What is 23andMe?
23andMe is a California-based biotech company that provides direct-to-consumer genome tests. The company sells those analyses to customers in the form of two products: an ancestry service, and a health service. The ancestry service “reports on your ancestry composition, Haplogroups, Neanderthal ancestry, your DNA family and provides a DNA relative finder tool to enable you to connect with people who share DNA with you” (1). The health service tells the customer about their “carrier status, wellness, and traits” (1).
The process is very simple. Once you purchase the product online, 23andMe sends a kit through which you provide your saliva sample, and mail it back to their labs. A few weeks later, you’ll have access to your results. 23andMe affirms that they follow high quality standards, and FDA-approved, scientifically- and clinically-valid processes (2).
Through August of last year, 23andMe had sold over a million kits (3). As an aside at the time of the purchase, 23andMe seeks permission from all customers to use their DNA (as well as survey questions about their health) in further research. That’s crucial, because more than half of the customers in their database have opted in (3). That’s high-quality data from over half a million people around the world, ready to be analyzed.
Linking genetic differences to common diseases:
One way to analyze such data would be through genome-wide association studies—examinations that help identify genetic differences between people with a disease and a control group of healthy people. Such studies have yielded important advances in research of various diseases (e.g. diabetes) (3). However, many of those studies fall short for one simple reason: lack of a large-enough sample size, or in other words, lack of data.
Crowdsourcing data leading to scientific breakthroughs:
Last summer, Pfizer, in partnership with 23andMe, conducted the largest ever genome-wide association study into the genetic causes of depression. For the first time, the study successfully detected “15 regions of human genome linked to a higher risk of struggling with serious depression” (3).
23andMe was able to provide a sample of 141,000 people diagnosed with depression, and another 337,000 to be used as a control group (3). For context, the next-largest depression study ever included only a tenth of those figures! (3).

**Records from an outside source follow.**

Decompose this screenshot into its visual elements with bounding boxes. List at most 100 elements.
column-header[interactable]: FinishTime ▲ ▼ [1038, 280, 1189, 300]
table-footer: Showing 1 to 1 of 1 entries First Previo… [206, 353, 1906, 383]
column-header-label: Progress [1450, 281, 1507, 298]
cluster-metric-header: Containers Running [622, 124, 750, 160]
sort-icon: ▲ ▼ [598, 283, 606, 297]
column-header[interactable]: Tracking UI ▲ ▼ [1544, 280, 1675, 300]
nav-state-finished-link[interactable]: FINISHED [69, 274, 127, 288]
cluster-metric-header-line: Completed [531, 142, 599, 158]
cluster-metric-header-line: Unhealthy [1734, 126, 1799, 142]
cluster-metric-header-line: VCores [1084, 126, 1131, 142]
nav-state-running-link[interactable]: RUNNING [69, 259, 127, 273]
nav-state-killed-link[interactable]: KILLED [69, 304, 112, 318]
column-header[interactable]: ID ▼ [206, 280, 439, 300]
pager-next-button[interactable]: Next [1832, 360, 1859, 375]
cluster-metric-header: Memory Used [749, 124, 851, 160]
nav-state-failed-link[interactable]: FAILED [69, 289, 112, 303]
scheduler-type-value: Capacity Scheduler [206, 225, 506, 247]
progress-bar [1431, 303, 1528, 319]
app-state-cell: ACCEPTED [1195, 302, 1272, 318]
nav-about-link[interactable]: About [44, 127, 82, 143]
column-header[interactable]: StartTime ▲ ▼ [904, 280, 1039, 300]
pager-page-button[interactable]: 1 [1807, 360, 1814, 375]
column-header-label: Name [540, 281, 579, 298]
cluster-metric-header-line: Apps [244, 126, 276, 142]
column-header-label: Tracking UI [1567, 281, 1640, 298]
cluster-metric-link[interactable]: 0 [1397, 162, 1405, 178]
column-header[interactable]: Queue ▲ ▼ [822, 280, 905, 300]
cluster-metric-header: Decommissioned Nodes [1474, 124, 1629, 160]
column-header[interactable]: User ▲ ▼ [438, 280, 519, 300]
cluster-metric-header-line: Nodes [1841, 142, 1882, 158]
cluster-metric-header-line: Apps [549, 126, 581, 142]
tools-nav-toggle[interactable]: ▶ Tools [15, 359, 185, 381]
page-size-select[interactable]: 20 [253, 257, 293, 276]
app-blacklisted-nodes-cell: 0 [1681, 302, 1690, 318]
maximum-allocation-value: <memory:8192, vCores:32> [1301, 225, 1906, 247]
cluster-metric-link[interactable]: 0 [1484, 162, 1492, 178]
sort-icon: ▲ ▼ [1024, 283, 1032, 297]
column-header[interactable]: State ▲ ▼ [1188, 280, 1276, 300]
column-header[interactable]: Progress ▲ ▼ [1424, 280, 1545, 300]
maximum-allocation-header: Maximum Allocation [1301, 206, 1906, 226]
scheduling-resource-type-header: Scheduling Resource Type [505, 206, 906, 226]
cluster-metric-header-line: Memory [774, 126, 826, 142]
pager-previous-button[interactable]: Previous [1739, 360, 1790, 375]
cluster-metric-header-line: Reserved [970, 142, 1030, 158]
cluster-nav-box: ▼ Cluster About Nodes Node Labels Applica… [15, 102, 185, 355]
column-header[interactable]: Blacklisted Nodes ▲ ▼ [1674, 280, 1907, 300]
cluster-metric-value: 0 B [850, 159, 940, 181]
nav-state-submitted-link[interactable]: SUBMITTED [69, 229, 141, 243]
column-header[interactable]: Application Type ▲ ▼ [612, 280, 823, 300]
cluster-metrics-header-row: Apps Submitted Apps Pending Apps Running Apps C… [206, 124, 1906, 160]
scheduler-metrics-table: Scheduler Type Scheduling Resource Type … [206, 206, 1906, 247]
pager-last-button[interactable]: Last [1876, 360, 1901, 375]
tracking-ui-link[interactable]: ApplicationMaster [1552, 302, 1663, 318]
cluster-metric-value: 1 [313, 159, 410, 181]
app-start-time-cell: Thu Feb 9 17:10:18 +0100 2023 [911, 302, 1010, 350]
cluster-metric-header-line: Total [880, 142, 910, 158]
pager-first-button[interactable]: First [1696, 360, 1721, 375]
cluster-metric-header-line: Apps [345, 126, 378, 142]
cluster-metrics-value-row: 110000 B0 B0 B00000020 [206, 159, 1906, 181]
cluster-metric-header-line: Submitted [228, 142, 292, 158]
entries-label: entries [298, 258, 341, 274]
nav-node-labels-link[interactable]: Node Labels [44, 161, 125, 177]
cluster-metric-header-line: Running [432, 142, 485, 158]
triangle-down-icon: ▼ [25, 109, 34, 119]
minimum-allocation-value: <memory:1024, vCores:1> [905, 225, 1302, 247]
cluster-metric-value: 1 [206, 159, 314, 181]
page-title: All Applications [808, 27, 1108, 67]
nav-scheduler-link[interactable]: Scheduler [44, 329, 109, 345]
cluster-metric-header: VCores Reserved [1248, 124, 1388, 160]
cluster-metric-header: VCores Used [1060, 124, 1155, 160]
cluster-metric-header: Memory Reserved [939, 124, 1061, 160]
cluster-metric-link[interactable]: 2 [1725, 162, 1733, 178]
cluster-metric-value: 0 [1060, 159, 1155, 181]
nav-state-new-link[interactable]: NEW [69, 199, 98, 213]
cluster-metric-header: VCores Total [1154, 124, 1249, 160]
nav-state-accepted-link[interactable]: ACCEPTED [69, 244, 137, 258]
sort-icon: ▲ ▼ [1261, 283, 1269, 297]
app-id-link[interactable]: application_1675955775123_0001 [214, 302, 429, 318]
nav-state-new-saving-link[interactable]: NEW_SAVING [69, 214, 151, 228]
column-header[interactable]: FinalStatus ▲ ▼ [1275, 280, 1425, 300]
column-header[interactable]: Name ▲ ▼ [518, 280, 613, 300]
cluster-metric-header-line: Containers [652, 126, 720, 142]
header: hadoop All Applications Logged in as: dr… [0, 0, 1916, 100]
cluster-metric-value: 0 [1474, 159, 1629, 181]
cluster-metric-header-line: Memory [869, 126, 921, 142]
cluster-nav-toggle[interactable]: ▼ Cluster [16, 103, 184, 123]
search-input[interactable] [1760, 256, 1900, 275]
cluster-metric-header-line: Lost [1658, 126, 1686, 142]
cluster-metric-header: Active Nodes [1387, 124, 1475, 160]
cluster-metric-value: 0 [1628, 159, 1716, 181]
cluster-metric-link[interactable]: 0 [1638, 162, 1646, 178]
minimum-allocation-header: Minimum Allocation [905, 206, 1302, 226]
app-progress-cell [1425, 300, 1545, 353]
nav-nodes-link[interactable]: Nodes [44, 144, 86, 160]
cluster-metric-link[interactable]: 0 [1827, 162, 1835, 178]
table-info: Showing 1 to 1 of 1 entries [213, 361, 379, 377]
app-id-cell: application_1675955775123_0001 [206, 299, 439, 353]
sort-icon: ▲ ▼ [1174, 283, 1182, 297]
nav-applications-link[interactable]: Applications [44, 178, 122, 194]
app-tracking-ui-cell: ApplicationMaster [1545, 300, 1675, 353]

Reasons for success, and potential pitfalls of similar crowdsourcing efforts:
There are a couple factors working in 23andMe’s favor, allowing the company to collect such a vast body of data:
- Offering entertainment value for the masses: the vast majority of 23andMe’s customers purchase the product for its unique entertainment value (mainly for discovering one’s ethnic background). And they pay a hefty sum for it: $199 for the ancestry and health services. That’s clever, because in most cases, people participating in scientific research and providing data are the ones getting compensated, not the other way around. 23andMe has succeeded in attracting (lots of) customers seeking entertainment, using their data for research…while making money at the same time.
- Building a reputable brand: 23andMe is operating in a heavily regulated field, which can be a curse, but also a blessing. Having the FDA’s stamp of approval and partnering with companies like Pfizer are huge boosts to the credibility of their brand.
- Operating in a competition-light space: another benefit of operating in a heavily regulated (and highly technical) field is the added barriers of entry against competition. Lacking numerous alternative options for such a unique product, customers are willing to pay $199, and (more importantly for 23andMe) volunteer their answers and their data.
So, will this be a never-failing formula for gathering massive amounts of data for similar genetic research? That’s unlikely, according to Stanford psychiatric and gene researcher Douglas Levinson (3). The success of this method needed 141,000 customers who self-identified as sufferers of depression. However, for other ailments that are less common and more socially stigmatized, similar efforts might fail due to people’s unwillingness to volunteer (3).